Bekasi TV NEWS
Bekasi 24

Buruh Terpapar Virus Corona, 2 Pabrik di Kabupaten Bekasi Ditutup

Kawasan Industri, MM2100 di Cibitung, tengah jadi sorotan investor. (foto: Kompas.com)

Dua pabrik yang berlokasi di Kabupaten Bekasi, Jawa Barat terpaksa harus ditutup guna mencegah penyebaran Corona Virus Disease 2019 (Covid-19).
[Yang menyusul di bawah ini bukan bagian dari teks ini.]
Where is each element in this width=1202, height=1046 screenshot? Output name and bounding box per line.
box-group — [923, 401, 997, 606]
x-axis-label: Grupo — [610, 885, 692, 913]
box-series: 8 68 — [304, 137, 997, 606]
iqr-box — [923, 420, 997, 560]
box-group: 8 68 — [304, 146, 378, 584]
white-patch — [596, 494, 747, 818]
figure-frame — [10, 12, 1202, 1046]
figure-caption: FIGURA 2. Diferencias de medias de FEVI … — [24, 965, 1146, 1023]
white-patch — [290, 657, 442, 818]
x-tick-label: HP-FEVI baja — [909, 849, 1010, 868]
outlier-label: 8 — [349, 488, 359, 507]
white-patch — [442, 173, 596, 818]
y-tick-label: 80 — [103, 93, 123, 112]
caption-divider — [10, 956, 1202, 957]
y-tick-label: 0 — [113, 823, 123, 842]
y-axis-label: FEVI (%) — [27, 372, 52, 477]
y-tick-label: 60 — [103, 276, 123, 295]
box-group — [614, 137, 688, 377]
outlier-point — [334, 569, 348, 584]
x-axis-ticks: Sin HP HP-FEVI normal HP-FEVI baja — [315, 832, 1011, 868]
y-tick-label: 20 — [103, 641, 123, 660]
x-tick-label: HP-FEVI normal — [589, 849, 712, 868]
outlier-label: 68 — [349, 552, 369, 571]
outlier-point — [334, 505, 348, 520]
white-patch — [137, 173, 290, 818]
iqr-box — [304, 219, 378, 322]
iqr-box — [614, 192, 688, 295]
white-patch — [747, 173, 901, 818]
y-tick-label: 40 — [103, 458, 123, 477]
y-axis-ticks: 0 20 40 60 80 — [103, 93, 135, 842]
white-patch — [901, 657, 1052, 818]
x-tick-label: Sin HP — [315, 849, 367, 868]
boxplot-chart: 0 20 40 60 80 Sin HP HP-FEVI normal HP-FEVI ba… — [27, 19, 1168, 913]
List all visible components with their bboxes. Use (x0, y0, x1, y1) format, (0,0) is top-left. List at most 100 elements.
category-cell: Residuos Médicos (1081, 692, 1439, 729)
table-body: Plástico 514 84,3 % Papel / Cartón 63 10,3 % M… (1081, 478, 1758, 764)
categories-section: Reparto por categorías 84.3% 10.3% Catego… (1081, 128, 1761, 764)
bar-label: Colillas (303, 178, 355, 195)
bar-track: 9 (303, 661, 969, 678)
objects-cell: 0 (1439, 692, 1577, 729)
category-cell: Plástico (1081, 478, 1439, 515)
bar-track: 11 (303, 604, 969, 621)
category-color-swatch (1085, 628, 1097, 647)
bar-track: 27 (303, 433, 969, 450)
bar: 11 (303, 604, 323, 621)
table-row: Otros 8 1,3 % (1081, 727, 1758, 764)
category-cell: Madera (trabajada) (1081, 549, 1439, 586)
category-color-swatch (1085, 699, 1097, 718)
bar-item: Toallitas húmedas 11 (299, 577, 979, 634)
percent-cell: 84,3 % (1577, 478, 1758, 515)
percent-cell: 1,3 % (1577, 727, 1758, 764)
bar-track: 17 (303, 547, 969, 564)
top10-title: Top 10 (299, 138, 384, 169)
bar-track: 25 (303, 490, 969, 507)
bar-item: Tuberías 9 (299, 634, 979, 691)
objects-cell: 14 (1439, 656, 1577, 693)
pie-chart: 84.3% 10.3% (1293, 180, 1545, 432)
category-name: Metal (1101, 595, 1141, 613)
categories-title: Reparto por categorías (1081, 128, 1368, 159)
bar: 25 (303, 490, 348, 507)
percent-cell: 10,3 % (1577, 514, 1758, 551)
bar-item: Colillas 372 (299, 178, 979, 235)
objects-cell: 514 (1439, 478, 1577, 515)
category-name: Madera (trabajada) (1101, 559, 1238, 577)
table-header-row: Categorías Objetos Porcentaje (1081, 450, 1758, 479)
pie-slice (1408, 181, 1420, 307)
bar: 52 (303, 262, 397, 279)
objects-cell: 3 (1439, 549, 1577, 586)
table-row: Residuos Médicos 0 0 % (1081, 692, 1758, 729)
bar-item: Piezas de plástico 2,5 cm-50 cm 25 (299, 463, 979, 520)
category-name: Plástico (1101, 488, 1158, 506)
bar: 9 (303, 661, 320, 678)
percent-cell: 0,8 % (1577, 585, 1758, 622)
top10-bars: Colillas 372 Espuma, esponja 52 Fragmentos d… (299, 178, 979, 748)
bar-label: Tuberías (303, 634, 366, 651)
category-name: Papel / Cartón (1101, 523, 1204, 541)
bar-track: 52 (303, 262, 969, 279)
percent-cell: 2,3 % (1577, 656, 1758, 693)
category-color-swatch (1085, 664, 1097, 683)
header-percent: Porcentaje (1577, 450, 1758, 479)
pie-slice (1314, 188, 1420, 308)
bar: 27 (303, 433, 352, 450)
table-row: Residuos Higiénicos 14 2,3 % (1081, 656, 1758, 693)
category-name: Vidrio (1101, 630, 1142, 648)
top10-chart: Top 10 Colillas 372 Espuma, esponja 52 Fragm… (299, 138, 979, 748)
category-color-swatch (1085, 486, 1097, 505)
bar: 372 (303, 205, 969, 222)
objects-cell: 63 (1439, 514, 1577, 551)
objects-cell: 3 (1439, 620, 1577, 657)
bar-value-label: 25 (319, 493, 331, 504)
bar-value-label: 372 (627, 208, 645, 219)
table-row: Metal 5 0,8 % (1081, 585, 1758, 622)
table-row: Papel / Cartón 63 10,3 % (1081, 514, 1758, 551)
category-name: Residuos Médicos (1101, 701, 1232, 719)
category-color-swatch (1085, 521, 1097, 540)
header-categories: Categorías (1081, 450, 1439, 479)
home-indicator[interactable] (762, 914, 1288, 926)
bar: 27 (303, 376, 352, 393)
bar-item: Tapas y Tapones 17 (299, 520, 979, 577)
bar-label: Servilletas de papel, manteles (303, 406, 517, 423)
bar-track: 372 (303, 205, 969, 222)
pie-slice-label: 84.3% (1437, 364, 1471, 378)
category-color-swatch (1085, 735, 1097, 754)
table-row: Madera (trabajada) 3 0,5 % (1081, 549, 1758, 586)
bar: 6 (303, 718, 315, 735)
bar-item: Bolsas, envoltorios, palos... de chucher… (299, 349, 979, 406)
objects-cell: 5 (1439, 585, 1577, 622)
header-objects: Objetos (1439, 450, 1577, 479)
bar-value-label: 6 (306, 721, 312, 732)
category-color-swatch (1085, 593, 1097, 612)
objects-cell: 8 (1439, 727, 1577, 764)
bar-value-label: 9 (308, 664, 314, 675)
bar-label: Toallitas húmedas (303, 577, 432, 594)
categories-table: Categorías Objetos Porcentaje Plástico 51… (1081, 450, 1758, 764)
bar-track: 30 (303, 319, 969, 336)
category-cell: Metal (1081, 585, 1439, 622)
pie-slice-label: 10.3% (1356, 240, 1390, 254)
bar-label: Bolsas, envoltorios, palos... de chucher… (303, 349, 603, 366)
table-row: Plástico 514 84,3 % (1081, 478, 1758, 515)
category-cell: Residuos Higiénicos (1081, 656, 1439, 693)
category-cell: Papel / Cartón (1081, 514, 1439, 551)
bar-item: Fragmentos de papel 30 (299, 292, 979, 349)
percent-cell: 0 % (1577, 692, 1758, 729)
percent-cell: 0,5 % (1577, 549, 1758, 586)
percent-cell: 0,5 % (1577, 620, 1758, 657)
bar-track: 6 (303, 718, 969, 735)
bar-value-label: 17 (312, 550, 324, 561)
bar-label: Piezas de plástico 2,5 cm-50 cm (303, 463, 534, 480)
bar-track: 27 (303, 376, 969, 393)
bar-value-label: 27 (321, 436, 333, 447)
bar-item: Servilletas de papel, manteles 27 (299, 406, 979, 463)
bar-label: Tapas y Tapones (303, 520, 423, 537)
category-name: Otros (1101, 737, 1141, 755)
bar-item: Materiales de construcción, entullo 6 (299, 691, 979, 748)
Penrutupan dilakukan setelah didapati buruhnya terpapar virus corona.

Demikian kata Juru Bicara Pusat Informasi dan Koordinasi Covid-19 Kabupaten Bekasi Alamsyah di Cikarang, Minggu (3/5/2020).

Alamsyah mengatakan, pabrik pertama yang terpaksa ditutup adalah PT Denso Indonesia yang berada di Kawasan Industri MM2100 Kecamatan Cikarang Barat.

Diketahui ketua serikat pekerja di perusahaan tersebut meninggal dunia akibat terpapar virus corona pada dua pekan yang lalu.

“Secara otomatis tutup operasional selama 14 hari ke depan, karyawan sementara dirumahkan,” katanya.

Dilansir dari Antara, pabrik kedua yang terpaksa ditutup adalah sebuah perusahaan yang berlokasi di Kawasan Industri Jababeka Kecamatan Cikarang Utara menyusul tiga buruhnya dinyatakan positif corona berdasarkan rapid test.

Alamsyah menjelaskan pabrik itu secara otomatis ditutup sementara sampai menunggu hasil tes PCR ketiga buruhnya di Laboratorium Kesehatan Daerah yang terletak di Pasir Gombong, Kecamatan Cikarang Utara.

“Senin besok mereka akan menjalani tes PCR. Hasil tes untuk menentukan langkah berikutnya,” kata dia.

Dia juga mengatakan penutupan sementara kedua pabrik ini bertujuan untuk mensterilkan kawasan tempat para buruh bekerja demi menghindari penularan virus corona.

Dilansir dari laman pikokabsi.bekasikab.go.id tercatat hingga Minggu (3/5) pukul 08.00 WIB jumlah orang terkonfirmasi positif Covid-19 di Kabupaten Bekasi mencapai 88 orang dengan rincian 41 orang sembuh, 10 orang meninggal dunia, 12 dirawat di rumah sakit, dan 25 orang melakukan isolasi mandiri.

Dari laman yang sama, diketahui Orang Dalam Pemantauan (ODP) terseisa 496, sementara 2.275 lainnya telah selesai dipantau. Kemudian Pasien Dalam Pengawasan (PDP) tinggal berjumlah 118 orang karena 673 orang lainnya telah dinyatakan selesai pengawasan.

Terakhir Orang Tanpa Gejala (OTG) sebanyak 500 kasus dengan 307 orang selesai dipantau dan 193 sisanya masih dalam pemantauan.